L'entrée
Je suis du modèle : à testicules. Je devrais préciser, sans le besoin de les sortir à tout bout de champ pour les poser sur le buffet.
Je suis né fatigué. Je dévore le monde d’un baillement, trop souvent pour le dire.
Je suis un taiseux. Je scrute, perplexe et fasciné, le ballet des lèvres infatigables des bavards, en m’interrogeant pour la millième fois sur le pourquoi et le comment de tant de mots. J’opine à intervalles convenables. Parfois, le cercle ne me présente que des dos, sans que les corps ne se dérangent. Non pas que quelqu’un ait jamais eu à se plaindre de moi, mais il faut être un minimum braillard ici-bas pour qu’on vous laisse une place. Je me penche au-dessus des épaules pour entendre.

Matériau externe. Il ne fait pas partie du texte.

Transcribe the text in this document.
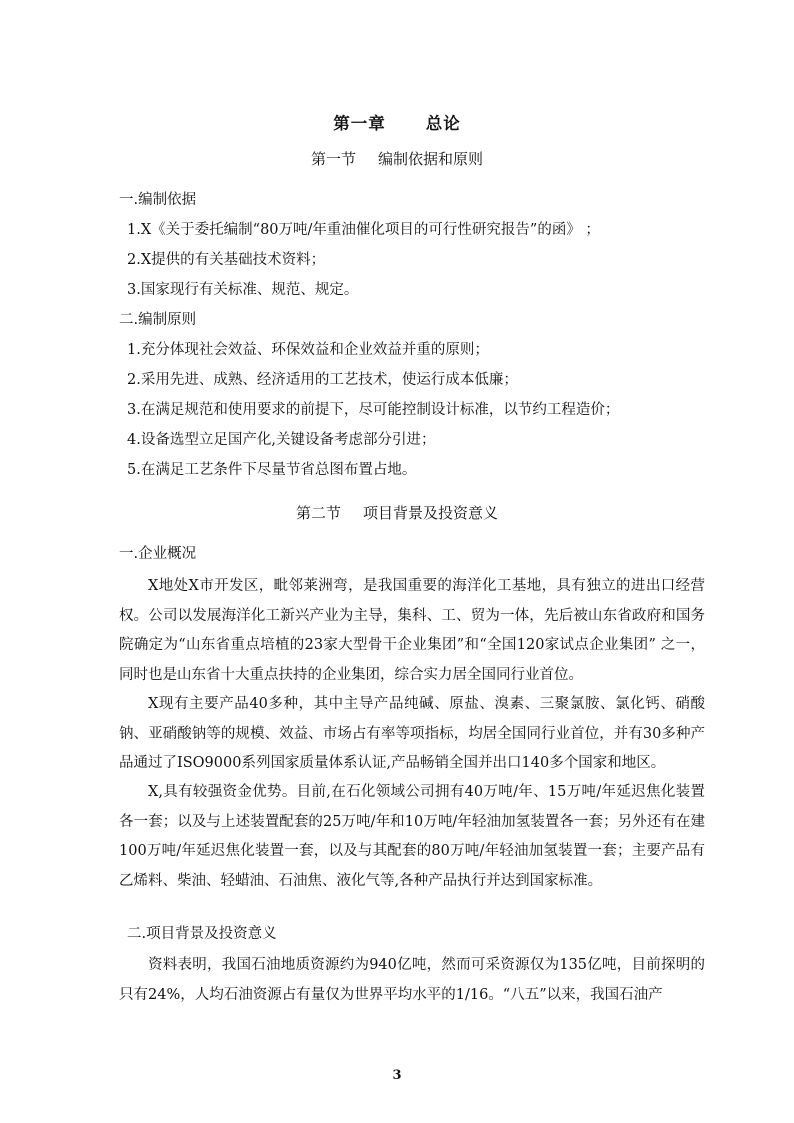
第一章 总论
第一节 编制依据和原则
一.编制依据
1.X《关于委托编制“80万吨/年重油催化项目的可行性研究报告”的函》 ；
2.X提供的有关基础技术资料；
3.国家现行有关标准、规范、规定。
二.编制原则
1.充分体现社会效益、环保效益和企业效益并重的原则；
2.采用先进、成熟、经济适用的工艺技术，使运行成本低廉；
3.在满足规范和使用要求的前提下，尽可能控制设计标准，以节约工程造价；
4.设备选型立足国产化,关键设备考虑部分引进；
5.在满足工艺条件下尽量节省总图布置占地。
第二节 项目背景及投资意义
一.企业概况
X地处X市开发区，毗邻莱洲弯，是我国重要的海洋化工基地，具有独立的进出口经营权。公司以发展海洋化工新兴产业为主导，集科、工、贸为一体，先后被山东省政府和国务院确定为“山东省重点培植的23家大型骨干企业集团”和“全国120家试点企业集团” 之一，同时也是山东省十大重点扶持的企业集团，综合实力居全国同行业首位。
X现有主要产品40多种，其中主导产品纯碱、原盐、溴素、三聚氯胺、氯化钙、硝酸钠、亚硝酸钠等的规模、效益、市场占有率等项指标，均居全国同行业首位，并有30多种产品通过了ISO9000系列国家质量体系认证,产品畅销全国并出口140多个国家和地区。
X,具有较强资金优势。目前,在石化领域公司拥有40万吨/年、15万吨/年延迟焦化装置各一套；以及与上述装置配套的25万吨/年和10万吨/年轻油加氢装置各一套；另外还有在建100万吨/年延迟焦化装置一套，以及与其配套的80万吨/年轻油加氢装置一套；主要产品有乙烯料、柴油、轻蜡油、石油焦、液化气等,各种产品执行并达到国家标准。
二.项目背景及投资意义
资料表明，我国石油地质资源约为940亿吨，然而可采资源仅为135亿吨，目前探明的只有24%，人均石油资源占有量仅为世界平均水平的1/16。“八五”以来，我国石油产
3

Je suis en fin de jeunesse, le corps passablement défraichi. Sous éclairage approprié et avec le bon angle, je peux encore présenter une vue décente et faire illusion.
Je ne sais pas regarder. Myope et coquet, je pose mes yeux sans presque y voir. Dans ce brouillard incommunicable, ma longue carcasse posée à la diable, je rêve, poursuivant un long songe embrouillé.
Le sommeil me délave et tout s’efface bien vite, paroles, actes, dates, noms, visages. Rien ne me profite. Je lutte, parfois, avec des bouts de papiers, des journaux, quelques photos, un dictaphone. Le plus souvent, j’oublie que je dois me souvenir. S’il vous plait, rappelez-le moi.